Devant A History of violence, je me suis dit que très peu de films récents m’avaient donné l’impression de ne pas savoir où j’étais, de ne pas savoir ce que je regardais: la réalité filmée, a priori banale et insignifiante, recouvrait une énigme. Le film nous faisait cadeau de cette énigme, on repartait avec sans chercher forcément à la percer tout à fait. On a sans doute compris où voulait en venir Cronenberg mais quelque chose résistait à l’analyse.

Ce quelque chose, c’est ce qui permet au film de s’adresser directement, et dans notre dos, à notre imaginaire et à toutes les images génériques qui s’y trouvent depuis qu’on regarde des films américains. La petite famille tranquille, le lycéen un peu complexé qui mange ses céréales en racontant sa journée à son père, le dîner, la femme qui se déguise en cheerleader pour pimenter la vie sexuelle de son couple.

Et puis d’un coup tout bascule : le rêve s’infiltre dans les nervures du quotidien. D’ailleurs le film est l’illustration littérale de l’expression allemande pour dire « l’inquiétante étrangeté » : unheimlich, dont la définition renvoie au foyer, à ce qui est familier mais aussi au secret et à ce qui est caché. Le secret enfoui au coeur du plus familier, au coeur de la maison, c’est là une définition parfaite du film.

Un peu comme l’analyse qu’avait faite ici même Hervé Aubron de Mulholland Drive de David Lynch, Cronenberg semble nous expliquer ce qu’il en coûte parfois de produire une image d’une paisible innocence : des torrents de violence. Ces images ont une histoire et un inconscient, et c’est ce que retrace A History of violence. A « history » et non pas « story ». Derrière la clarté de ce titre se cachent plusieurs significations qui renvoient aux multiples facettes du film: l’expression « to have a history of violence » signifie  » avoir un passé violent », et il suffit de mettre le H en majuscule pour que le titre renvoie à la grande Histoire américaine.

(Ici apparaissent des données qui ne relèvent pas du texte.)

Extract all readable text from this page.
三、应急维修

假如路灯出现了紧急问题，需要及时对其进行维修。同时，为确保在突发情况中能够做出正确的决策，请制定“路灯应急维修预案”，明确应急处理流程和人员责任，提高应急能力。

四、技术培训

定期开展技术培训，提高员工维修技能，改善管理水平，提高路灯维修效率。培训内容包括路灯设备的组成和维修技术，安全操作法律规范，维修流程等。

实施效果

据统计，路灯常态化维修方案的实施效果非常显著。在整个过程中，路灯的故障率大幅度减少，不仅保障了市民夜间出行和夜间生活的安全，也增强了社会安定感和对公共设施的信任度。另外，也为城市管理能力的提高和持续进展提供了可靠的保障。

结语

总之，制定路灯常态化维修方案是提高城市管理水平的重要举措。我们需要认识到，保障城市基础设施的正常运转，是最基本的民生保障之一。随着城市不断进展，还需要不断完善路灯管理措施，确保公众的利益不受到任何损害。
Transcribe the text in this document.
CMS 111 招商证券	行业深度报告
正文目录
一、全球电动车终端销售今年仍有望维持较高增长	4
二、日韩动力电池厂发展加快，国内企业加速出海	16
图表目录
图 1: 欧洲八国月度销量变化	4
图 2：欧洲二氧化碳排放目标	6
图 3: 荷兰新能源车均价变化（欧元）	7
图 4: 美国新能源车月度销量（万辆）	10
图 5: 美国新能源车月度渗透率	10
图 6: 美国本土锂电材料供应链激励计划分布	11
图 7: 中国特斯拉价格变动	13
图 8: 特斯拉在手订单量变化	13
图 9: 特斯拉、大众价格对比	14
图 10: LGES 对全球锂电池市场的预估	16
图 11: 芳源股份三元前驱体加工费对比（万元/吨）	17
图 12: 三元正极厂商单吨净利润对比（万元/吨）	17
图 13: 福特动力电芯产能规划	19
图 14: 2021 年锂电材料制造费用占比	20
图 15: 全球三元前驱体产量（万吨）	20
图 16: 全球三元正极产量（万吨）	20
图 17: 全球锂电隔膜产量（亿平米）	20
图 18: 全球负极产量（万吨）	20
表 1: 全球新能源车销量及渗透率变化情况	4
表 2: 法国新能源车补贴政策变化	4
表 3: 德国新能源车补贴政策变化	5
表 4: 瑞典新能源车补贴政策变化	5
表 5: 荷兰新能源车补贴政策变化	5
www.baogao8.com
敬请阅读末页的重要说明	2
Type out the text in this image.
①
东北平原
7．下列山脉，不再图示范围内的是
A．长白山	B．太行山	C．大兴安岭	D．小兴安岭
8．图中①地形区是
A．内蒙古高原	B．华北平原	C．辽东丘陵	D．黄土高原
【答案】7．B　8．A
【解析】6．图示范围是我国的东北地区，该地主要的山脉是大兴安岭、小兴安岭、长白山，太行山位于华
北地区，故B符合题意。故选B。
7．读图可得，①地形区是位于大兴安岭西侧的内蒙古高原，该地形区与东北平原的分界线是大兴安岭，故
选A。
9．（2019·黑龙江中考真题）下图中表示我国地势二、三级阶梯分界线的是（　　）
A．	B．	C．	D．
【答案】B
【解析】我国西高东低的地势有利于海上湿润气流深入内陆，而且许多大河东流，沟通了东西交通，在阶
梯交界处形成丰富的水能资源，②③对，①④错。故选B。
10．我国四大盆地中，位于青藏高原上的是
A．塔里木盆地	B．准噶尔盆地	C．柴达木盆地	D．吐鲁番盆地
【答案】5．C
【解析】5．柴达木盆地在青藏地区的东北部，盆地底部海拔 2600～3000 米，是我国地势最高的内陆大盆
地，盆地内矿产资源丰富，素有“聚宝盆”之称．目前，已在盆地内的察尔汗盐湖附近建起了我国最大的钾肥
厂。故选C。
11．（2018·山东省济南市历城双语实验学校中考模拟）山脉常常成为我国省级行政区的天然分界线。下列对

Le film est comme son titre: derrière sa netteté descriptive se cache une fable, une métaphore, un commentaire politique qui échappe à la littéralité pour être aussi un grand film onirique. Une nouvelle fois, on a voulu vous trouver l’objet qui se prêterait le mieux à l’analyse et avec l’aide de notre précieux Jean-François Rauger, toutes les scènes les plus insignifiantes du film révèleront leur véritable signification. Car il en est de A History of violence comme d’un rêve: il faut y regarder à deux fois et tout se met à signifier.

Murielle JOUDET

Durée 95 min.

2 réponses à “A History of violence”

  1. damien Astier

    J’ai découvert la profondeur de Cronenberg et son message sur la violence intrinseque, naturelle et necessaire de l’homme, qui m’avait échappé (j’etais jeune lors de mes premiers visionnages). Cette revelation de la violence, à la fois fondatrice et destructrice, présentée comme endormie en chacun par la la raison, les « valeurs » (qui sont les jugements socio-culturels d’une communauté humaine à une époque donnée comme le démontre si bien Henri Laborit), est à mes yeux le message le plus fort du réalisateur.
    Je vais m’empresser de regarder sous cet angle le reste de sa filmo.
    Merci Murielle et Jean-François.

  2. bistouille

    Bizarrement, je l’ai trouvé moins dérangeant que tous les autres films de Cronenberg.
    Ses séries B, stars des vidéoclubs des années 80 instillaient un climat de malaise visuel et sonore de par l’absurdité des évènements.

    Peut-être que je n’ai pas compris le film, mais je n’ai pas vu du tout à l’époque la bizarrerie malsaine qui est propre aux autres oeuvres de Cronenberg, je l’ai pris comme un western moderne très réussi, avec des ressorts similaires à « Unforgiven » de Clint Eastwood.

    Je ne me souvenais plus dans le détail du film, j’ai confondu d’abord avec un autre film dont le titre contient aussi un « of violence », de Wim Wenders.
    En tout cas merci pour cette analyse éclairée.